Actually, I give a cuda compute load and observe the following: all 3 fans of my gpu work, nvidia-smi shows that fans speed is around 34%, temperature is around 40 C. After 1-2 min one of the fans stops and other 2 fans start to work with 100% speed, which sounds very very noisy.
However, when this happens, nvidia-smi shows fan speed 0%
$ nvidia-smi -q | grep fan -i
Fan Speed : 0 %
The current temperature is 47 C
$ nvidia-smi -q | grep “Current Temp” -i
GPU Current Temp : 47 C
Memory Current Temp : N/A
Looks like there is something wrong with the fan control. Why only 2 fans work? Why they are on 100% RPM , while temp is 47 C? Even when I shutdown my cuda program, this fan apocalypse last 10 mins or more after, and GPU temp temp drops below 30 C. Can anybody help me with this? I use ubuntu 18.04
drivers version:
ii nvidia-driver-470 470.63.01-0ubuntu0.18.04.2 amd64 NVIDIA driver metapackage
The fan curve is set by the manufacturer in VBIOS, often accompanied by a vendor-specific fan control. Which brand/model is the card? Please check first if both fan groups are controlled by the driver:
The fan curve is set by the manufacturer in VBIOS, often accompanied by a vendor-specific fan control.
Ok, regarding this I can state, that i have done nothing with VBIOS, the card came as is from the store. Which exact vendor-specific fan control tools i can use?
Please check first if both fan groups are controlled by the driver:
$ nvidia-settings -q [fan:0]/GPUCurrentFanSpeed
Attribute ‘GPUCurrentFanSpeed’ (alexhoppus-B450-GAMING-X:0[fan:0]): 0.
The valid values for ‘GPUCurrentFanSpeed’ are in the range 0 - 100 (inclusive).
‘GPUCurrentFanSpeed’ is a read-only attribute.
‘GPUCurrentFanSpeed’ can use the following target types: Fan.
$ nvidia-settings -q [fan:1]/GPUCurrentFanSpeed
ERROR: Error resolving target specification ‘fan:1’ (No targets match target specification), specified in query
‘[fan:1]/GPUCurrentFanSpeed’.
Also, another piece of information, which might be useful, is that I didn’t mentioned this noise earlier. It only appears after a year of card usage. Even under any kind of gpu load. Looks like i didn’t changed anything, so it looks strange to me.
I can’t really make heads or tails of it. The nvidia-settings output points to only one fan being nvidia standard, the two misbehaving vendor-specific. So I wouldn’t expect a driver update being able to change their behaviour but at the same time this issue spontaneously appeared. I could even imagine this being a hardware issue (maybe broken temperature sensor).

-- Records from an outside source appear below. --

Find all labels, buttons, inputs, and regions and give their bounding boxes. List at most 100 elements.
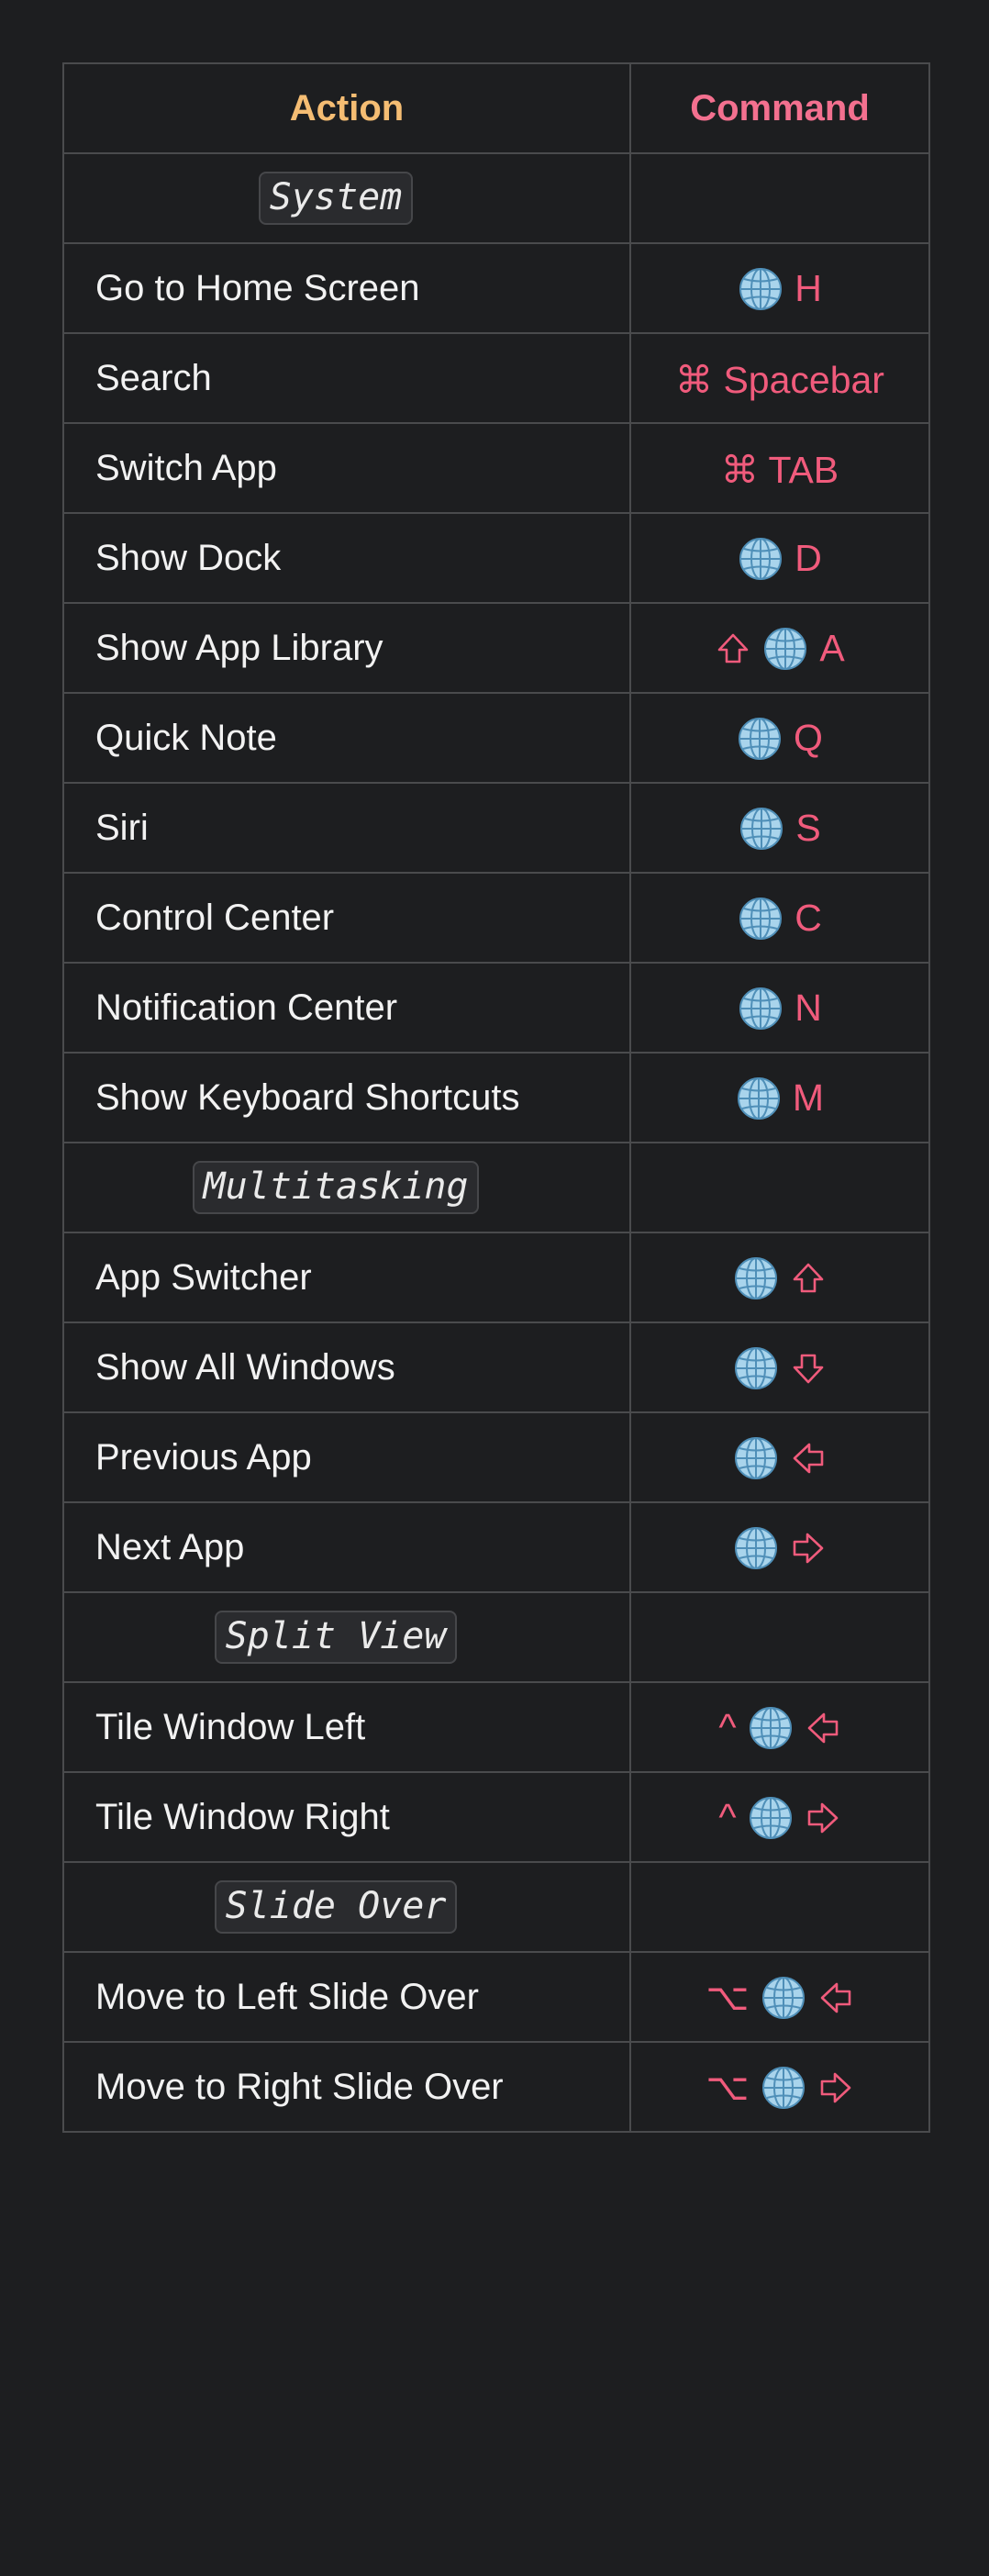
section-cell: Split View: [62, 1591, 631, 1683]
section-cell: System: [62, 152, 631, 244]
action-cell: Switch App: [62, 422, 631, 514]
globe-icon: [733, 1435, 779, 1481]
key-label: ^: [718, 1796, 737, 1839]
shortcut-row: Show Keyboard Shortcuts M: [62, 1052, 930, 1143]
arrow-left-icon: [817, 1979, 854, 2016]
key-label: M: [792, 1076, 825, 1120]
command-cell: ^: [629, 1681, 930, 1773]
shortcut-row: Control Center C: [62, 872, 930, 964]
shortcut-row: Quick Note Q: [62, 692, 930, 784]
key-label: H: [795, 267, 822, 310]
command-cell: [629, 1501, 930, 1593]
command-cell: ⌥: [629, 1951, 930, 2043]
section-label: System: [258, 172, 414, 225]
shortcut-row: Move to Right Slide Over ⌥: [62, 2041, 930, 2133]
command-cell: [629, 1411, 930, 1503]
action-cell: Show App Library: [62, 602, 631, 694]
shortcut-row: Tile Window Right ^: [62, 1771, 930, 1863]
command-cell: Q: [629, 692, 930, 784]
key-label: ⌥: [706, 1976, 750, 2019]
section-row: Slide Over: [62, 1861, 930, 1953]
command-cell: ^: [629, 1771, 930, 1863]
shift-icon: [715, 630, 751, 667]
globe-icon: [733, 1345, 779, 1391]
shortcut-row: Switch App ⌘ TAB: [62, 422, 930, 514]
action-cell: Go to Home Screen: [62, 242, 631, 334]
command-column-header: Command: [629, 62, 930, 154]
section-row: System: [62, 152, 930, 244]
action-cell: Move to Right Slide Over: [62, 2041, 631, 2133]
command-cell: S: [629, 782, 930, 874]
command-cell: [629, 1321, 930, 1413]
globe-icon: [761, 2065, 806, 2111]
command-cell: ⌘ TAB: [629, 422, 930, 514]
shortcut-row: Go to Home Screen H: [62, 242, 930, 334]
key-label: D: [795, 537, 822, 580]
globe-icon: [738, 266, 783, 312]
header-row: Action Command: [62, 62, 930, 154]
section-row: Split View: [62, 1591, 930, 1683]
action-cell: Search: [62, 332, 631, 424]
section-label: Multitasking: [192, 1161, 480, 1214]
action-cell: Move to Left Slide Over: [62, 1951, 631, 2043]
arrow-left-icon: [790, 1440, 827, 1477]
section-empty-cell: [629, 1142, 930, 1233]
key-label: A: [819, 627, 845, 670]
shortcut-row: Show All Windows: [62, 1321, 930, 1413]
key-label: N: [795, 987, 822, 1030]
action-cell: Siri: [62, 782, 631, 874]
command-cell: ⌥: [629, 2041, 930, 2133]
action-cell: Previous App: [62, 1411, 631, 1503]
action-cell: App Switcher: [62, 1232, 631, 1323]
arrow-left-icon: [805, 1710, 841, 1746]
command-cell: ⌘ Spacebar: [629, 332, 930, 424]
globe-icon: [739, 806, 784, 852]
globe-icon: [733, 1255, 779, 1301]
shortcut-table: Action Command System Go to Home Screen H S…: [62, 62, 930, 2133]
shortcut-row: Show Dock D: [62, 512, 930, 604]
key-label: ⌘ Spacebar: [675, 359, 884, 402]
arrow-right-icon: [805, 1800, 841, 1836]
globe-icon: [733, 1525, 779, 1571]
table-body: System Go to Home Screen H Search ⌘ Spacebar…: [62, 152, 930, 2133]
globe-icon: [748, 1705, 794, 1751]
section-label: Slide Over: [214, 1880, 458, 1934]
arrow-down-icon: [790, 1350, 827, 1387]
key-label: Q: [794, 717, 823, 760]
command-cell: N: [629, 962, 930, 1054]
section-empty-cell: [629, 1861, 930, 1953]
arrow-right-icon: [817, 2069, 854, 2106]
action-cell: Show Dock: [62, 512, 631, 604]
action-cell: Show All Windows: [62, 1321, 631, 1413]
key-label: S: [795, 807, 821, 850]
command-cell: C: [629, 872, 930, 964]
command-cell: [629, 1232, 930, 1323]
globe-icon: [738, 986, 783, 1032]
action-cell: Quick Note: [62, 692, 631, 784]
command-cell: M: [629, 1052, 930, 1143]
shortcut-row: Move to Left Slide Over ⌥: [62, 1951, 930, 2043]
globe-icon: [737, 716, 783, 762]
globe-icon: [748, 1795, 794, 1841]
command-cell: D: [629, 512, 930, 604]
section-empty-cell: [629, 1591, 930, 1683]
key-label: ^: [718, 1706, 737, 1749]
section-label: Split View: [214, 1611, 458, 1664]
arrow-up-icon: [790, 1260, 827, 1297]
action-column-header: Action: [62, 62, 631, 154]
shortcut-row: Siri S: [62, 782, 930, 874]
key-label: C: [795, 897, 822, 940]
globe-icon: [738, 896, 783, 942]
section-empty-cell: [629, 152, 930, 244]
section-cell: Slide Over: [62, 1861, 631, 1953]
globe-icon: [761, 1975, 806, 2021]
shortcut-row: Search ⌘ Spacebar: [62, 332, 930, 424]
shortcut-row: Tile Window Left ^: [62, 1681, 930, 1773]
action-cell: Show Keyboard Shortcuts: [62, 1052, 631, 1143]
shortcut-row: Previous App: [62, 1411, 930, 1503]
command-cell: H: [629, 242, 930, 334]
globe-icon: [762, 626, 808, 672]
shortcut-row: Next App: [62, 1501, 930, 1593]
action-cell: Next App: [62, 1501, 631, 1593]
arrow-right-icon: [790, 1530, 827, 1567]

Vendor-specific fans are only controllable through NVAPI, which is Windows-only.
So i’d rather recommend checking the fan behaviour in Windows to rule out a hw issue.
i’d rather recommend checking the fan behaviour in Windows to rule out a hw issue
On windows, I got the same behaviour playing witcher 3 for 5 mins. (same pc)
I could even imagine this being a hardware issue (maybe broken temperature sensor).
If this is f.e. broken sensor, than it should report wrong temperature, but it reports 30-40 C, which looks correct.
Sometimes it is possible to manual control the fans using
$ nvidia-settings -a ‘[gpu:0]/GPUFanControlState=1’ -a ‘[fan:0]/GPUTargetFanSpeed=X’
in this way fan0 looks like controls all 3 fans of the card. However, something interferes this manual control and speed ups fans to huge rate. At this point i can’t control their speed.
My guess, is that auto-fan control logic embedded somewhere in the vbios speed-ups fans so badly because of old thermo paste, which gives bad cooling. Will check that.
Changed thermopaste and thermopads. This helped a little and noise is not so loud now.
Tried all software i have found on windows like AOURUS engine, EVGa precision and many others. More over, the aourus engine is a software, which was downloaded from offical gigabyte official web site. However, it looks like nothing gives any effect. I have tried to set TEmp curve, manual temp, disable/enable 3d active fan. Nothing is working the card behaves same as before. Before that I have tried to do same with nvidia-smi on linux. Problem occurs both on linux and windows.
I will remind what is the exact problem i try to solve:
On gpu/compute (cuda) load the fans are LOUD. F.e. now i see that temp of my card under load is 48 C (while target temp is 84 C). I want less noise and higher temp for my card as a trade. No matter what I did, it works like this: dead silence before 60 C, after that the fans are starting and they spins with a high rate even when temp falls down to 48 C. I can’t say even the exact RPM, because software on windows or linux shows 0 RPM for fan speed.
If anyone know how to solve this, please let me know.